What is the Difference Between Hangar and Hanger?
In this post, I will compare hangar vs. hanger. I will use each of these words in at least one example sentence, so you can see how they appear in context.
Plus, I will show you a mnemonic device that allows you to choose hangar or hanger with extreme accuracy at a moment’s notice.
When to Use Hangar
What does hangar mean? Hangar is a noun. A hangar is a place for storing airplanes. Some hangars are large, and can house many planes at once. Others are small, and are designed to shelter only one vessel at a time.
Here are a few example sentences,
- Once when I was young, my father took me on a ride in his airplane, while my mother stayed in the hangar because she was afraid to fly.
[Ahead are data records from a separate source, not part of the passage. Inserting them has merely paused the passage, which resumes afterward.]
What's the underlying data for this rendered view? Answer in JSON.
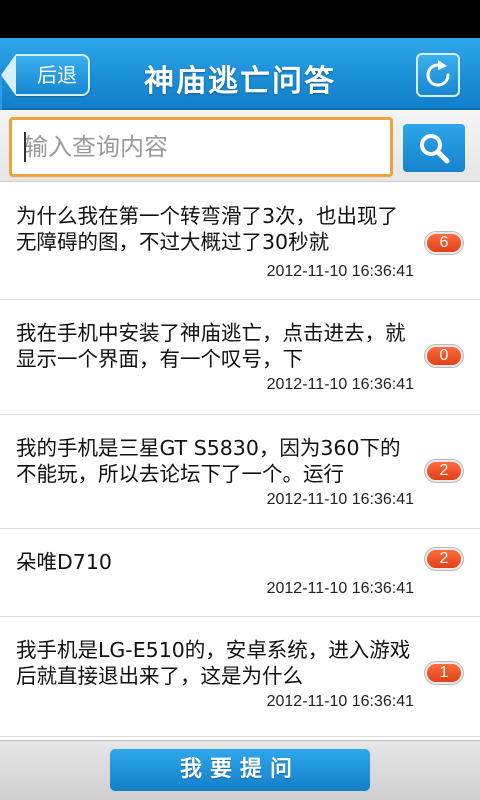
{
  "header": {
    "back_label": "后退",
    "title": "神庙逃亡问答",
    "refresh_icon": "refresh-icon"
  },
  "search": {
    "placeholder": "输入查询内容",
    "value": "",
    "button_icon": "search-icon"
  },
  "questions": [
    {
      "text": "为什么我在第一个转弯滑了3次，也出现了无障碍的图，不过大概过了30秒就",
      "time": "2012-11-10 16:36:41",
      "count": "6"
    },
    {
      "text": "我在手机中安装了神庙逃亡，点击进去，就显示一个界面，有一个叹号，下",
      "time": "2012-11-10 16:36:41",
      "count": "0"
    },
    {
      "text": "我的手机是三星GT S5830，因为360下的不能玩，所以去论坛下了一个。运行",
      "time": "2012-11-10 16:36:41",
      "count": "2"
    },
    {
      "text": "朵唯D710",
      "time": "2012-11-10 16:36:41",
      "count": "2"
    },
    {
      "text": "我手机是LG-E510的，安卓系统，进入游戏后就直接退出来了，这是为什么",
      "time": "2012-11-10 16:36:41",
      "count": "1"
    }
  ],
  "footer": {
    "ask_label": "我要提问"
  },
  "colors": {
    "header_blue": "#1b8fd8",
    "badge_orange": "#e0401a",
    "input_border": "#f0a23c"
  }
}
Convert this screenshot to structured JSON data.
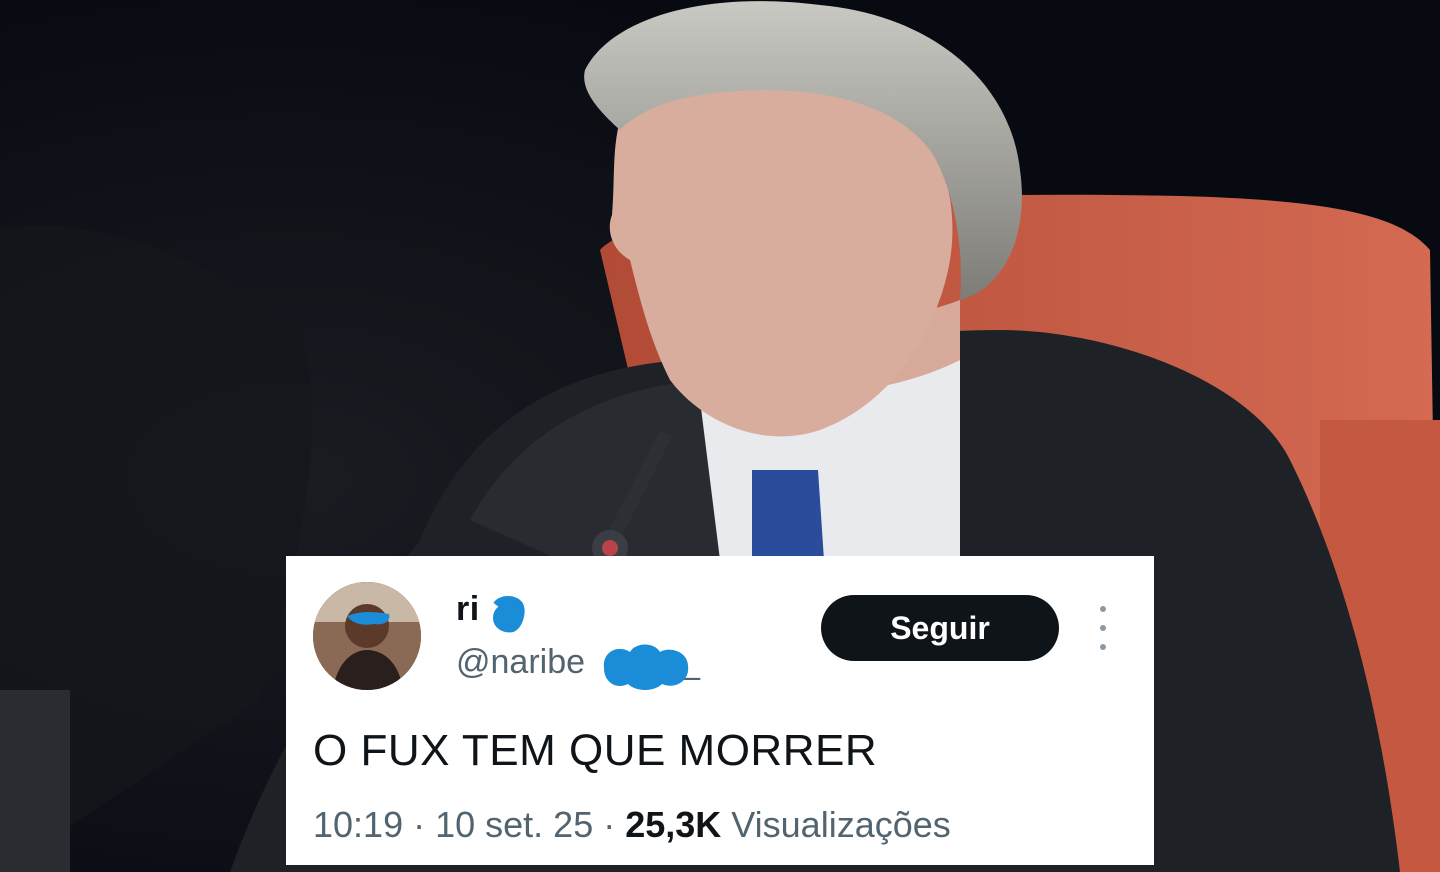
{
  "colors": {
    "background": "#0b0d14",
    "chair": "#c85a44",
    "robe": "#1e2226",
    "tie": "#2b4c9a",
    "redaction_scribble": "#1a8cd8",
    "follow_button_bg": "#0f1419",
    "follow_button_text": "#ffffff",
    "text_primary": "#0f1419",
    "text_secondary": "#536471"
  },
  "tweet": {
    "display_name": "ri",
    "handle_prefix": "@naribe",
    "handle_suffix": "_",
    "follow_label": "Seguir",
    "more_icon": "more-vertical-icon",
    "text": "O FUX TEM QUE MORRER",
    "time": "10:19",
    "separator_1": " · ",
    "date": "10 set. 25",
    "separator_2": " · ",
    "views_count": "25,3K",
    "views_label": " Visualizações"
  }
}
- I had intended to defend my country against a German attack from the air, but the attack came by surprise and they bombed my hangar to rubble.
- Firefighters say the foam spread after a fire alarm malfunctioned in a hangar at San Jose airport, causing foam to spew out of the hangar’s vents. –BBC
Hangar originated in French, but it has been part of English since at least the 1850s.
When to Use Hanger
What does hanger mean? Hanger has two primary meanings. It can mean a device for placing clothing on a rack. It can also mean one who hangs things.
- If you put your shirts on a hanger immediately after removing them from the dryer, they will not be as wrinkly and you may not need to iron them.
- Hooper is a professional art hanger; he gets paid to hang art in museums.
Hanger is much older than hangar, at least as far as English is concerned. It was first used in the 15th century.
Trick to Remember the Difference
These two nouns are homophones, but they are used in different contexts.
- Hangar only has one meaning: a place for airplanes.
- For all other usages, use hanger
Luckily, this is not a difficult concept to understand. Hangar has an extra A, which is, coincidentally, the same letter that begins airplane. Thus, airplane and hangar can be inextricably linked in your mind.
For an article on aeroplane vs. airplane, see here.
Is it hanger or hangar? Hanger and hangar are nouns, and homophones for each other.
- Hangar is a place for airplanes.
- A hanger is either someone who hangs things or an object on which clothes can be hung.
These words are never interchangeable.